Journée d’étude 22 mars 2019 – CREIS – Terminal
Les données de santé aux risques du numérique
Béa Arruabarrena, Maître de conférences – CNAM Paris – Laboratoire DICEN IDF
beatrice.arruabarrena@lecnam.net
Titre de la communication : Des données au comportement en santé : le design des objets connectés1 entre intervention et autonomie
Résumé : Depuis quelques années, le développement des dispositifs d’objets connectés en santé est en plein essor. S’il est vrai que ces dispositifs offrent de nouvelles opportunités en santé pour l’usager comme pour le praticien en particulier pour les maladies chroniques (4P, Dr Hoods), il ressort également que ces technologies font l’objet d’applications sans véritable concertation et évaluation entre professionnel de santé, industriels et usagers (Ranck, 2012). Les questions soulevées par le couplage permanent et automatisé entre le corps physique et des données numériques (Boullier, 2016) ne sont pas prises en compte dans la conception des dispositifs objets connectés. Le differentes méthodes de design appliquées aujourd’hui sont essentiellement fondées sur des approches comportementalistes, dont le postulat est de changer les individus via leurs biais cognitifs pour agir directement sur leurs comportements et leur faire adopter de nouvelles habitudes (Serra, 2017). Le design persuasif (Fogg, 2002) ou les Nudges comptent parmi ces stratégies d’influence habituellement utilisées dans les domaines de la communication digitale et du marketing. Ces stratégies peuvent prendre des formes inattendues, comme avec les systèmes de « Gamification » (Wiston, 2013) que l’on retrouve dans les traceurs d’activité́ « Nike+ » ou « Fitbit », qui en orientent la gestion des pratiques de santé par le jeu. Si l’objectif affiché de ce type de design est de faciliter le changement en donnant « des coups de pouce » (Nudges), il n’en est pas moins qu’il s’agit d’un design interventionnel qui a des effets directs sur le comportement des personnes. Le risque éthique dans le contexte actuel de développement de l’économie comportementale est que ce type design puisse constituer une forme contemporaine de biopouvoir (Lupton, 2016).
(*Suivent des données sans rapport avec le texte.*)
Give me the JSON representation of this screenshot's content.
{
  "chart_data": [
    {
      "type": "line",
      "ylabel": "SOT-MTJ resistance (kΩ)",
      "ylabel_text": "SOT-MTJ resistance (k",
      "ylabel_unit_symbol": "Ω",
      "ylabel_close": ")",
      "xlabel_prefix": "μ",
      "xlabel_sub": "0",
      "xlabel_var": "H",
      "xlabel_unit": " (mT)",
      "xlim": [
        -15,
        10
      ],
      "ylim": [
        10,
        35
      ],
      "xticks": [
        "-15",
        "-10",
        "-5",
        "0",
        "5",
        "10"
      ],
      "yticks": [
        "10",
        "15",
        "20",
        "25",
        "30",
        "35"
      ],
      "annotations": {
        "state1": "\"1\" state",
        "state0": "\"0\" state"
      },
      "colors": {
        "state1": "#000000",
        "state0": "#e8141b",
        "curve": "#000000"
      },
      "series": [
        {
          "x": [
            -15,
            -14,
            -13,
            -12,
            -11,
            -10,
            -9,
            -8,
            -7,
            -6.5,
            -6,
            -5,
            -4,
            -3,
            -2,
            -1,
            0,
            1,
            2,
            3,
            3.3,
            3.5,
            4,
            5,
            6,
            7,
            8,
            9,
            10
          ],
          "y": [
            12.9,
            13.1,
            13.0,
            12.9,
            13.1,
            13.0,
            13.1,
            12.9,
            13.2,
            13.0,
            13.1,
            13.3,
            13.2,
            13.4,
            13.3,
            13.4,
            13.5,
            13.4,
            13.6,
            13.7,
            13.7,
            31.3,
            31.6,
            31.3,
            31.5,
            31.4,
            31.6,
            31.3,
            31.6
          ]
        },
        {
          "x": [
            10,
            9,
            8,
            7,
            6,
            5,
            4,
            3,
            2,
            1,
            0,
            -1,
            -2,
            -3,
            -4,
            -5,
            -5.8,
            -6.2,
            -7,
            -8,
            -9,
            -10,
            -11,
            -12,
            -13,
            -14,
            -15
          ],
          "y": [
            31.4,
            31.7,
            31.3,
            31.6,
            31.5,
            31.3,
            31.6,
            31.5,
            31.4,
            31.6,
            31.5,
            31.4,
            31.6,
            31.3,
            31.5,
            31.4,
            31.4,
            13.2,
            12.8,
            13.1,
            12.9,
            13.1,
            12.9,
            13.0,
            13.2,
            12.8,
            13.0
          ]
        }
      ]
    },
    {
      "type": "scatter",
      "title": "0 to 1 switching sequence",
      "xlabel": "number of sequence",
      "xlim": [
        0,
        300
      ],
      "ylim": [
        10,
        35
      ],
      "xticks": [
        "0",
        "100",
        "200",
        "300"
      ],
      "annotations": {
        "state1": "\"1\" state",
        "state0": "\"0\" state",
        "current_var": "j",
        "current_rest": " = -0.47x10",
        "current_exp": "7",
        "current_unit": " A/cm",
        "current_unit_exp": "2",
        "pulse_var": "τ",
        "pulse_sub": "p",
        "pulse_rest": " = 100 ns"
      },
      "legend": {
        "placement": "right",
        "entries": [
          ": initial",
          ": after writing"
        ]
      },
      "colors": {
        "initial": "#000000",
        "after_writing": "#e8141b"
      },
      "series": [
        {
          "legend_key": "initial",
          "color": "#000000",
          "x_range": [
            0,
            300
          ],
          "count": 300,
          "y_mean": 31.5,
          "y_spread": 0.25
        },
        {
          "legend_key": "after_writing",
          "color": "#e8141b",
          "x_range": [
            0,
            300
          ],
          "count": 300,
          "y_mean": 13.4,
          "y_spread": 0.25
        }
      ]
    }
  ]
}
Cette communication s’intéressera au design des dispositifs d’OC en santé. Dans un premier temps, il s’agira de revenir sur le domaine des OC en santé, leurs usages et leur conception ainsi que leurs bénéfices et leurs limites, en particulier leur caractère interventionnel. Dans un second temps, nous aborderons les perspectives de recherches montant qu’il existe d’autres alternatives en termes de conception des dispositifs objets connectés afin de poursuivre le développement d’un design numérique en santé au service basé sur l’autonomie des personnes.
Références
Boullier, D. (2016). Sociologie du numérique, Paris, Armand Colin, coll. « U Sociologie », 350 p.
Fogg, B. J. (2009, April). A behavior model for persuasive design. In Proceedings of the 4th international Conference on Persuasive Technology (p. 40). ACM.
Lupton, D. (2016). The Quantified Self, Wiley.
Ranck, J. (2012). The quantified self: Hacking the body for better health and performance. GigaOM Pro. http://pro.gigaom.com
Saint-Paul, G. (2011). The Tyranny of Utility : Behavioral Social Science and the Rise of Paternalism, Princeton Uiversity Press.
Serra, D. (2017). Économie Comportementale. Economica.
Whitson, J. R. (2013). Gaming the quantified self. Surveillance & Society,11(1/2), 163.
1 Nous désignons par « dispositifs objets connectés », les dispositifs d’automesure et de monitoring en santé composés d’ objets connectés, d’applications mobiles, de plateformes de données ainsi que d’algorithmes.